Im dritten Schritt geht es ums Teilen und Verteilen. Jesus bricht die Brotfladen in Stücke und lässt seine Jünger sie austeilen. Vielen scheint dies selbstverständlich und dennoch ist es bemerkenswert, dass er nicht selbst herumgeht und den Menschen das Brot bringt. Das ist keineswegs Faulheit, noch ist sich Jesus zu fein dafür, sondern er will uns damit etwas lehren: Wenn Gott hilft und das tägliche Brot beschert, dann möchte er dabei Menschen zu seinen Mithelfern machen. Es kommt zwar alles von ihm her, aber es geht durch menschliche Hände.

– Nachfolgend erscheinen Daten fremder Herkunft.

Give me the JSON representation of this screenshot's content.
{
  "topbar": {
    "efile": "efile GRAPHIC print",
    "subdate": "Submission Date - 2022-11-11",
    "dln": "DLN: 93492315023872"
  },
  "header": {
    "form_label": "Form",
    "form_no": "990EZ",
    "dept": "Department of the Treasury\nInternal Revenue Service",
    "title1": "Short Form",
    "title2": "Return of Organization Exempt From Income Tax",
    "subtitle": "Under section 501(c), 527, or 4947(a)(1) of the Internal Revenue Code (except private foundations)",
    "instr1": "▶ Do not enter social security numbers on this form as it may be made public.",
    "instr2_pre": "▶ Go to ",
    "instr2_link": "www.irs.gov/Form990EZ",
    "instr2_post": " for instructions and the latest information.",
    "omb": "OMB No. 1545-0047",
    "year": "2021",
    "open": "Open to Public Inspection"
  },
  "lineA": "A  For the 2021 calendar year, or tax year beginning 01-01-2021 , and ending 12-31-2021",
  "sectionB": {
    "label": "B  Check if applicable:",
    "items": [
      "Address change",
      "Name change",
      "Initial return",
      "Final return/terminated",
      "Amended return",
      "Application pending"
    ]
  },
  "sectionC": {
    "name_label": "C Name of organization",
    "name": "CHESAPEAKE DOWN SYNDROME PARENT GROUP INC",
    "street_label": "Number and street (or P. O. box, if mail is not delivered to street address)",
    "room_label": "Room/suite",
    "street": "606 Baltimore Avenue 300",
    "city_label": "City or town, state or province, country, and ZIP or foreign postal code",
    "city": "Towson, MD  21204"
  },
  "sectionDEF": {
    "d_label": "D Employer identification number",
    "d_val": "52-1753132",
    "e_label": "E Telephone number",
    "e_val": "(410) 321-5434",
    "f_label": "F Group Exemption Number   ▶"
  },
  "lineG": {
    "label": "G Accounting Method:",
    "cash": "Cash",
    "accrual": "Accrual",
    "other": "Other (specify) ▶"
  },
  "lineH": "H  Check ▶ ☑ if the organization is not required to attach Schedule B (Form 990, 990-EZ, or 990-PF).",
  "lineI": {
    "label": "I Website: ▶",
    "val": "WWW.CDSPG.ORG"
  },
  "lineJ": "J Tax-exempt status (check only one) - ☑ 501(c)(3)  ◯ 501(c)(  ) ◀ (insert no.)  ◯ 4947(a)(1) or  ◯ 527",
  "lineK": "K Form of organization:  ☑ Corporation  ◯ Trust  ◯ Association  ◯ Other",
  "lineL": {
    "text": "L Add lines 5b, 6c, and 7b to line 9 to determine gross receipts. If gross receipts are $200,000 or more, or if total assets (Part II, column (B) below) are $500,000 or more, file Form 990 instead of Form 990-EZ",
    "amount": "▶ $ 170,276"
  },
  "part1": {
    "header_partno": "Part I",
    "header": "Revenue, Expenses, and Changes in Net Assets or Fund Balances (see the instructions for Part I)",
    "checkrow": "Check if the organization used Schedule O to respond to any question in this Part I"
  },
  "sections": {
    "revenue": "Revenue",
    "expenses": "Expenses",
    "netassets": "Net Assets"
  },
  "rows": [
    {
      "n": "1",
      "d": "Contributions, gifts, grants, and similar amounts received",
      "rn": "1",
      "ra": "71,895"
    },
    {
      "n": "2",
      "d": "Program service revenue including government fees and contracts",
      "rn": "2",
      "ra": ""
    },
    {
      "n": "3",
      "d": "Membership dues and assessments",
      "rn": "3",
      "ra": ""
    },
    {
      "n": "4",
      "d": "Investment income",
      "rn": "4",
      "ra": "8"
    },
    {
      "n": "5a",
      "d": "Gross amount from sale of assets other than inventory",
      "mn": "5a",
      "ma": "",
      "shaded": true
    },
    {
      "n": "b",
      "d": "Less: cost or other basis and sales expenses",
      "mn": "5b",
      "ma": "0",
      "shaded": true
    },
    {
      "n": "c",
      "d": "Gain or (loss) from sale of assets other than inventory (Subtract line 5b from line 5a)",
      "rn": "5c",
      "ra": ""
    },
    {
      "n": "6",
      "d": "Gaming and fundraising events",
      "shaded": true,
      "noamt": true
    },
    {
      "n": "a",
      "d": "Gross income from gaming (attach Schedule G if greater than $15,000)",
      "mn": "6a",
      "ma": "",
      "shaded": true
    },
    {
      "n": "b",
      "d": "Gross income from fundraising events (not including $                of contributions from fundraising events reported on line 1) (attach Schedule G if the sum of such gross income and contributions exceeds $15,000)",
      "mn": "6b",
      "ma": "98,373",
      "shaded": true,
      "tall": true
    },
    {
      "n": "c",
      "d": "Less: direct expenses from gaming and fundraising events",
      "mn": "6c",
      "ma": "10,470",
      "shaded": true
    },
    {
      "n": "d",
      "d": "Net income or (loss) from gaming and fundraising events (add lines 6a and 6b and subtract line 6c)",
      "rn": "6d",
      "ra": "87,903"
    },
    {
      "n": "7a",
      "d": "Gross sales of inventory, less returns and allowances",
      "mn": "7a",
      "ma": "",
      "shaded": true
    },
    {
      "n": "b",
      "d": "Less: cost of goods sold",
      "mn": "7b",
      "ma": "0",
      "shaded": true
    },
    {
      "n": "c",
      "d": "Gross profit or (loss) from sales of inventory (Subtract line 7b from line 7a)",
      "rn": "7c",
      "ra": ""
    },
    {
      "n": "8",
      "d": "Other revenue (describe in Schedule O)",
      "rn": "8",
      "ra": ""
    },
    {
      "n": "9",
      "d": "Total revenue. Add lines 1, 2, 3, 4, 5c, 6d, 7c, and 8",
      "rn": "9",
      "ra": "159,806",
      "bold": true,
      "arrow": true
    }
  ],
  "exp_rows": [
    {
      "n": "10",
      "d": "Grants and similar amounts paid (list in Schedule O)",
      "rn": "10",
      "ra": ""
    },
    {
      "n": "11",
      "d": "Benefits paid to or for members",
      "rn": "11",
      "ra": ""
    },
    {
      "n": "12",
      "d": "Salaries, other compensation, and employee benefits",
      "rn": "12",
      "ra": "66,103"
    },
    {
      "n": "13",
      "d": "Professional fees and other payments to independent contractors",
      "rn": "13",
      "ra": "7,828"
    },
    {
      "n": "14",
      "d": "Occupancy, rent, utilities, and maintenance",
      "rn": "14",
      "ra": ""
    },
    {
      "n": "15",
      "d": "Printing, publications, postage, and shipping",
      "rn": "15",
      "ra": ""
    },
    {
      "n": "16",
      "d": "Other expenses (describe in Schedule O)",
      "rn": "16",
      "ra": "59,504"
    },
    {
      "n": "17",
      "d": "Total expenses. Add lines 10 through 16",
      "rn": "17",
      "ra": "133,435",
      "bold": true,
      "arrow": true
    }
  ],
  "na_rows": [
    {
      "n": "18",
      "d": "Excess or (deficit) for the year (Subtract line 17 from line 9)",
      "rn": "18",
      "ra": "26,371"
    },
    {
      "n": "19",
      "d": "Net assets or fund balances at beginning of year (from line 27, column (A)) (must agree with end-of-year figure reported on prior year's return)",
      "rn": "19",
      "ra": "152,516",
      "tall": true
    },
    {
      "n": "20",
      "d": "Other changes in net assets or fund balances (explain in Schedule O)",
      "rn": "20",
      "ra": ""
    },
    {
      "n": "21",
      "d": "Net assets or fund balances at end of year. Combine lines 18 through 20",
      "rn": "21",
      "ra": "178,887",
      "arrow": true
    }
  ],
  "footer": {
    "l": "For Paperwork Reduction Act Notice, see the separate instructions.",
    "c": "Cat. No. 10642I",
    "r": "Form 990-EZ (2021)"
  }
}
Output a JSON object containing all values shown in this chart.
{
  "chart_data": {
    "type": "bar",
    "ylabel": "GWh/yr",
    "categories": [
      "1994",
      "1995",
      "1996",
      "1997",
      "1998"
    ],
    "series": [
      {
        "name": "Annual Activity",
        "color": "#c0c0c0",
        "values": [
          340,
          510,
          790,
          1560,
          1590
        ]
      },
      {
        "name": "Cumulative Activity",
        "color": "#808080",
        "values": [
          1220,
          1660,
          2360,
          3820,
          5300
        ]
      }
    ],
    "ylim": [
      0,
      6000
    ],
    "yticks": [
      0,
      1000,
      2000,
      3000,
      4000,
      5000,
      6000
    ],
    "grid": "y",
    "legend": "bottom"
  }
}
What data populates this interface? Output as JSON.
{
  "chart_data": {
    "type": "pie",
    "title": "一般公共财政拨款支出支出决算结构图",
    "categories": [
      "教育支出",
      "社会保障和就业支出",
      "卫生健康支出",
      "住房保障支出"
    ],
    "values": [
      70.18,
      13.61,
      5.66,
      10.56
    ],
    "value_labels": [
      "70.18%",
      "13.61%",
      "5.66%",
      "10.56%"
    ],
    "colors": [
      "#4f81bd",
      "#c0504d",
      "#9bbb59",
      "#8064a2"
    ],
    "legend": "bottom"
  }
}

Ich denke da an alle, die mit ihrer Hände Arbeit das tägliche Brot verdienen. Und ich denke daran, dass wir alle aufgefordert sind, von unserem Reichtum denen abzugeben, die nicht die Chance haben, sich das tägliche Brot selbst zu erarbeiten. Das Hungerproblem in der Welt ist eigentlich ein Verteilungsproblem, denn Gott lässt genug wachsen, dass sieben Milliarden Menschen davon satt werden können. Jesus hat seine Jünger damals aufgefordert, die Brotstücke zu verteilen. Damit hat er gezeigt: Wir sollen als seine Jünger zum Teilen und Abgeben bereit sein. Am Ende machen die Jünger die beglückende Erfahrung: Wir brauchen keine Angst zu haben, dass nicht genug da ist, denn es ist immer noch reichlich übrig – sieben Körbe voll!

Nach dem Wunder heißt es: „Alle hatten zu essen und wurden satt.“ So schenkt Jesus es uns auch heute: Wir alle haben zu essen und werden satt. Das gilt nicht nur für die leibliche Nahrung , sondern genauso auch für unsere geistliche Nahrung. Jesus selbst ist das Brot des Lebens. Wir empfangen es durch sein Wort, wie es immer wieder neu verkündigt wird. Lasst uns auch dieses Brot immer wieder begierig erwarten, mit Danksagung annehmen und mit anderen teilen. Denn dieses Lebensbrot schenkt uns nicht nur zeitliches Leben und nicht nur Gesundheit für den Leib, sondern ewiges Leben in Gottes wundervollem Reich. Amen».

Nach der Liturgie richtete Erzbischof Tichon sein erzhirtliches Wort an die Versammelten.

Er überreichte sodann Pfarrer Froese eine patriarchale Auszeichnung für seine Frau Victoria Froese, die viele Kinder geboren hat und mit dem Patriarchalmutterschaftsabzeichen (II. Grades) ausgezeichnet wurde.

Am selben Tag zelebrierte Erzbischof Tichon ein Totengedenken am Grab von Erzpriester Johannes Nothaas, dem langjährigen Vorsteher der Gemeinde, auf dem Mainzer städtischen Friedhof.